The Matching Law is a principle of behavior where behavior is specified to happen in tune with the reinforcement that's provided for every behavior.
When there exists more than one schedule, a therapist will show a preference for the behavior that provides them the greatest level of reinforcement. Such relationships are tallied by using mathematical formulas.
By using Matching Law, more than one schedule can be handled to better assist in influencing behavior in patients. This implementation is helpful when a schedule of reinforcement is outside of the control of therapists, or when negative results should be avoided.
Through a raise of magnitude in reinforcement for a preferred behavior, the therapist can boost the chances of said behavior taking place instead of the other forms of behavior.
Yet to take advantage of Matching Law with better effectiveness, an understanding of concurrent schedules is needed, as are reinforcer magnitudes.
Concurrent schedules happen when more than one basic schedule of reinforcement is simultaneously present for two or greater different behaviors.
Such schedules must work separately from the next. The patient can then be administered reinforcement for two of the behaviors. Still, the reinforcement isn't the same in size or significance.
ABA therapy allows researchers to learn new ideas regarding the behavior of people. Using this info in real-world instances is something that therapists do on a regular basis.
Such professionals do research into learning about impactful interventions for the people they work for. However, this can lead to disappointment when such interventions don't properly link up with the research that's been done.
Sometimes, what works in an environment that's controlled can be troublesome or invalid within a setting where it's applied. As such its implementation could be changed by therapists for a more suitable intervention, which then ends with results that branch off.
In the first example, a teacher works with a mother who has a five-year-old son. The teacher helps the son to pinpoint aggression to his other brothers as the behavior that must be reduced.
By using indirect and direct assessment, the teacher can identify the attention of the child and his brothers as the cause of the aggression. While the teacher understands holding back attention after the aggression can result in a fast reduction in the behavior, they make note of the parents won't ignore the behavior.
Therefore, an extinction burst would probably be unwanted. The teacher then decides to create a schedule of reinforcement by:
1. Waiting for one of the brothers to show aggression. When he hits or strikes his other brothers, The first brother tells him that it hurts, and not to hit him again. All three of them leave the area.

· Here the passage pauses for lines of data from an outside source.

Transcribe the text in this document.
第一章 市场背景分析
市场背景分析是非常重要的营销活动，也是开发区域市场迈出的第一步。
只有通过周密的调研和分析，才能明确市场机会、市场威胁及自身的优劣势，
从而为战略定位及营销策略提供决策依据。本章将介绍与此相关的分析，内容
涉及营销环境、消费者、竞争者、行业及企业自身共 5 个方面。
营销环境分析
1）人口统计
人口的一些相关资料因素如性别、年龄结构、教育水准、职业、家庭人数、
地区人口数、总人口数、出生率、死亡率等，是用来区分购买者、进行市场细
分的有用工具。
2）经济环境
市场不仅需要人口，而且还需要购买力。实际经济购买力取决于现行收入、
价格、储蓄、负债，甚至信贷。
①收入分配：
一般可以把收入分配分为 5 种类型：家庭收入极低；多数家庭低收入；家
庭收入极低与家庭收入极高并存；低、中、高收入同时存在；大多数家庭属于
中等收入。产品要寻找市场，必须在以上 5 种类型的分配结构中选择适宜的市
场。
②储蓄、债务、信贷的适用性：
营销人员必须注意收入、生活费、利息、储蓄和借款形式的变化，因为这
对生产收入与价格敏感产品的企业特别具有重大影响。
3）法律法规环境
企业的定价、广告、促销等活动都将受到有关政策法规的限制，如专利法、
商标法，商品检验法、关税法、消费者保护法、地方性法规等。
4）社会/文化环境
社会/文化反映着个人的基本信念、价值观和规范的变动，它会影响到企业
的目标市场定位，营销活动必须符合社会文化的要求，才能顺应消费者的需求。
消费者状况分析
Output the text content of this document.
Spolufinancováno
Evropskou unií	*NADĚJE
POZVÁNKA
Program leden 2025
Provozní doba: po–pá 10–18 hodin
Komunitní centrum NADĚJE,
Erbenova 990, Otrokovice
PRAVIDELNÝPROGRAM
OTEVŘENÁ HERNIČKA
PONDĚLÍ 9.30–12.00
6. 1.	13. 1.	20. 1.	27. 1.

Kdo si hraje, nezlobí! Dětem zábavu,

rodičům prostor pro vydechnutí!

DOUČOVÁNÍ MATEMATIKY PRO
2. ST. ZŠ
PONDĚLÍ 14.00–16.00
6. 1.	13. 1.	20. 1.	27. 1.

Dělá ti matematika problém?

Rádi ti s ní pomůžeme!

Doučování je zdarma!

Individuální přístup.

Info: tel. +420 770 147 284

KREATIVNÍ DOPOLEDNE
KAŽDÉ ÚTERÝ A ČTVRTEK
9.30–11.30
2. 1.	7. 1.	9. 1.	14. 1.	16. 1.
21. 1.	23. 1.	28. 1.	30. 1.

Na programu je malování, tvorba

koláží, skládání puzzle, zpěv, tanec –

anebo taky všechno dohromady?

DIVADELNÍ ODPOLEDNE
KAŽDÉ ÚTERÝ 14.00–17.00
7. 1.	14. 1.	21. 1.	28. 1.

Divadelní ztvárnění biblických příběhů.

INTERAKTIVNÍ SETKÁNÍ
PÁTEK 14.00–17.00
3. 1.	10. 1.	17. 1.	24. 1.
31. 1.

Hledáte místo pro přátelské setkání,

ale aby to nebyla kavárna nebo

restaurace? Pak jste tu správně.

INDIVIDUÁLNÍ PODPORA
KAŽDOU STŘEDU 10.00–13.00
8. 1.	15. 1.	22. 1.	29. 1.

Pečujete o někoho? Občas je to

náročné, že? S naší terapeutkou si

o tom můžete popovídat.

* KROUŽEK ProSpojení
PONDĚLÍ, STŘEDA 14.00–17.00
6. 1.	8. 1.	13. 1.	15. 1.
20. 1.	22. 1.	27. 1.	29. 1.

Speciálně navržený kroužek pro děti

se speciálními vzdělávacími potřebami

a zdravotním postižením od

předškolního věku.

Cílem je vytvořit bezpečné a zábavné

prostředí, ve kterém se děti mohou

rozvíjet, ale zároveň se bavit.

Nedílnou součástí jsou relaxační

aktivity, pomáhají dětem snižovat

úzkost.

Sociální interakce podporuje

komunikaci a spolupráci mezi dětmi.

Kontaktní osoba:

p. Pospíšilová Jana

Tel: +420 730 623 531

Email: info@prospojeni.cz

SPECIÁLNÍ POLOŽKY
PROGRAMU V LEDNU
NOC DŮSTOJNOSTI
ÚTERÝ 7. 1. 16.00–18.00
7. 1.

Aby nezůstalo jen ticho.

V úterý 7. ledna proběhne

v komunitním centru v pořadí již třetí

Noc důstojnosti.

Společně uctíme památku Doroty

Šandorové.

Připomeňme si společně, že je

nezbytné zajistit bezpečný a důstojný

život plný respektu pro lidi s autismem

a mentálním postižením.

2. One brother uses words to ask for his other siblings to give him attention. When one of the brothers does, the third provides great attention by tickling him, giving a handshake, or hug. This happens for about two minutes regardless of whether it's disruptive to something else they're doing.

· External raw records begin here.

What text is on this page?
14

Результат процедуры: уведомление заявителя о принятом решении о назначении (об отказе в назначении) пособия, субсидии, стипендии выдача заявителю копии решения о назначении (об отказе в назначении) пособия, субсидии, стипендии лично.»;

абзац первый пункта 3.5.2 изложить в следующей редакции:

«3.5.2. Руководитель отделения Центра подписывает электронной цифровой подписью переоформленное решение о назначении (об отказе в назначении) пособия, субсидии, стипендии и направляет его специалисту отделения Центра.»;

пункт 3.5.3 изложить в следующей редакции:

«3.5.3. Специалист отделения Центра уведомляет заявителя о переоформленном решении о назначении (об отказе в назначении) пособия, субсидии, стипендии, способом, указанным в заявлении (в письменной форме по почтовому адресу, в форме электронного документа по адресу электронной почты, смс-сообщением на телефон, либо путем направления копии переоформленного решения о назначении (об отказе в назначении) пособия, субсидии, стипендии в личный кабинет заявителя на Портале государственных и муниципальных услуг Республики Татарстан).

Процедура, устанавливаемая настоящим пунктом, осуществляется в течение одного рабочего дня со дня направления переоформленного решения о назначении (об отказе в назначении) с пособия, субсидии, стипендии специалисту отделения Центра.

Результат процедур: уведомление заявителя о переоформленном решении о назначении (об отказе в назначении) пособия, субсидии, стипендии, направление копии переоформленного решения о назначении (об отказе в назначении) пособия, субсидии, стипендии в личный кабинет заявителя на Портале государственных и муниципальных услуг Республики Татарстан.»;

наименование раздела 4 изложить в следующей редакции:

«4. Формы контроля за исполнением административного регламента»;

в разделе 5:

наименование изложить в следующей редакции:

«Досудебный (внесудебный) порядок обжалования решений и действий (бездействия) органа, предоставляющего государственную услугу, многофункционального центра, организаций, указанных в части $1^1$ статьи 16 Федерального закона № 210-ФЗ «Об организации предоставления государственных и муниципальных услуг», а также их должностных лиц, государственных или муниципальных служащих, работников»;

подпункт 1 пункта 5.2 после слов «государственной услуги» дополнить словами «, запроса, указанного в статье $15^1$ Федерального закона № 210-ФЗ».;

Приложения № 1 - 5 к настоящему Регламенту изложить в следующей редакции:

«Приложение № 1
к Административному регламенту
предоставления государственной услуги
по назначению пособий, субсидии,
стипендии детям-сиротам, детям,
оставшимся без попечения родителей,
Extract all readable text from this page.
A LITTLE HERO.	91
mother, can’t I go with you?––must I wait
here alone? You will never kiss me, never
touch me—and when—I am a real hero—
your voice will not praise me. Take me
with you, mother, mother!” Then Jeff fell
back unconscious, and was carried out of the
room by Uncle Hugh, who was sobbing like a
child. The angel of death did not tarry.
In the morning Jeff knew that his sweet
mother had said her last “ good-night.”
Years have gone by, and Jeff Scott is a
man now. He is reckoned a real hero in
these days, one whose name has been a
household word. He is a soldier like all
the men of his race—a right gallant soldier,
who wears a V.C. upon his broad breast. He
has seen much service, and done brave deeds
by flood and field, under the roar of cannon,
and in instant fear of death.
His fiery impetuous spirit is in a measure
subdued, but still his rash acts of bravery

Giving the brothers a certain way to react to the first brother's aggression beats the other difficulties by allowing the teacher to make a reaction without much thought. It also lowers worries about an extinction burst happening. At the same time, the brothers are shown easy-to-understand directions, regardless of their behavior.
The Matching Law is important because it allows therapists, teachers, and parents, to pinpoint replacement behavior. At the same time, every existing variable that maintains the behavior is identified as well.